Une émeute éclate à Jérusalem et, pour la première fois, s’étend à l’ensemble du pays : la révolte, avec à sa tête Simeon Bar Yoraï (ou Bar Ghiora) devient alors un soulèvement populaire général, qui prend de court les autorités romaines présentes sur place. Celles-ci sont vaincues à la bataille de Beth-Horon1 en 66.

Dès lors, le pays entre officiellement en guerre.

Quelques tentatives de médiation, notamment de la part du roi de Chalcis2 Hérode Agrippa II soutenu par les notables et les pharisiens, échouent : il s’agit véritablement d’une insurrection populaire.

Les révoltés proclament à Jérusalem l’indépendance de l’État juif, tuent le grand prêtre3 pro-romain Ananias4, suppriment les sacrifices à l’empereur (institués par Hérode) et frappent des monnaies portant l’inscription « An I de la Liberté ».

Toutefois, très vite, des dissensions refont surface au sein du peuple juif révolté : au nouveau gouvernement de Jérusalem, à dominante pharisienne et modérée, s’opposent rapidement des chefs charismatiques qui poursuivent la lutte armée dans le reste du pays – notamment Jean de Giscala, en Galilée, et Siméon bar Ghiora, proche des zélotes. Ils refusent un quelconque apaisement, craignant de redevenir un « faux État » contrôlé en réalité par l’occupant, comme sous Hérode, et cherchent par la même occasion à ré-instituer un strict respect des obligations religieuses. Siméon bar Ghiora est même, d’après Flavius Josèphe, « obéi comme un roi » par ses soldats, probablement en raison de prétentions messianiques qu’il aurait eues.

Ces différentes factions s’affrontent à plusieurs reprises, transformant la révolte nationaliste en une guerre civile : d’abord en 68, lorsque, la Galilée ayant été reconquise par Vespasien, les Galiléens de Jean de Giscala et leurs compagnons zélotes prennent le pouvoir à Jérusalem, renversant les pharisiens et multipliant les provocations à l’encontre du Sanhédrin.
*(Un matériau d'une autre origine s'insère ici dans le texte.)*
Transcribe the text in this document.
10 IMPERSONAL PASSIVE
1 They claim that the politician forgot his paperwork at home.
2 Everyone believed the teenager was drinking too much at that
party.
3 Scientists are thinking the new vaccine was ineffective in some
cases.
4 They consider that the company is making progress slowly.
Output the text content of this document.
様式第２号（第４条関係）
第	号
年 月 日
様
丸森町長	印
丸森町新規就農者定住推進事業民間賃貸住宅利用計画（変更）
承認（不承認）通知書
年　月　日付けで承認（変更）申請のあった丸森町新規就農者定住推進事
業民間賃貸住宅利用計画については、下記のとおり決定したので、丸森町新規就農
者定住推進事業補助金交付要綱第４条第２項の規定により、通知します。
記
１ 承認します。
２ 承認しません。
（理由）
En avril 69, la faction sacerdotale de Jérusalem rappelle donc Siméon bar Ghiora – évincé au début de la révolte – pour lutter contre les zélotes et la faction de Giscala. Entre rivalités personnelles et désaccords politiques, les Juifs de Palestine parviennent cependant à trouver un accord sur la défense de Jérusalem au printemps 70, alors que les légions romaines menées par Titus, le fils du nouvel empereur, assiègent déjà la Ville Sainte.

 

1 C'est déjà à Beth-Horon que Josué avait arrêté la course du soleil et de la lune selon la Bible.

2 Possiblement la ville actuelle de Anjar au Liban dans la plaine de la Bekaa

3 La fonction est alors devenue risquée. Trois des cinq derniers grands prêtres sont morts assassinés.

4 Ananias, a laissé des souvenirs aux Chrétiens. Il est connu pour avoir frappé Paul sur la bouche pour l'humilier et mis à mort Jacques, le frère du Christ. Les pharisiens auraient alors obtenu de Rome qu'il soit déposé avant d'être assassiné en 66.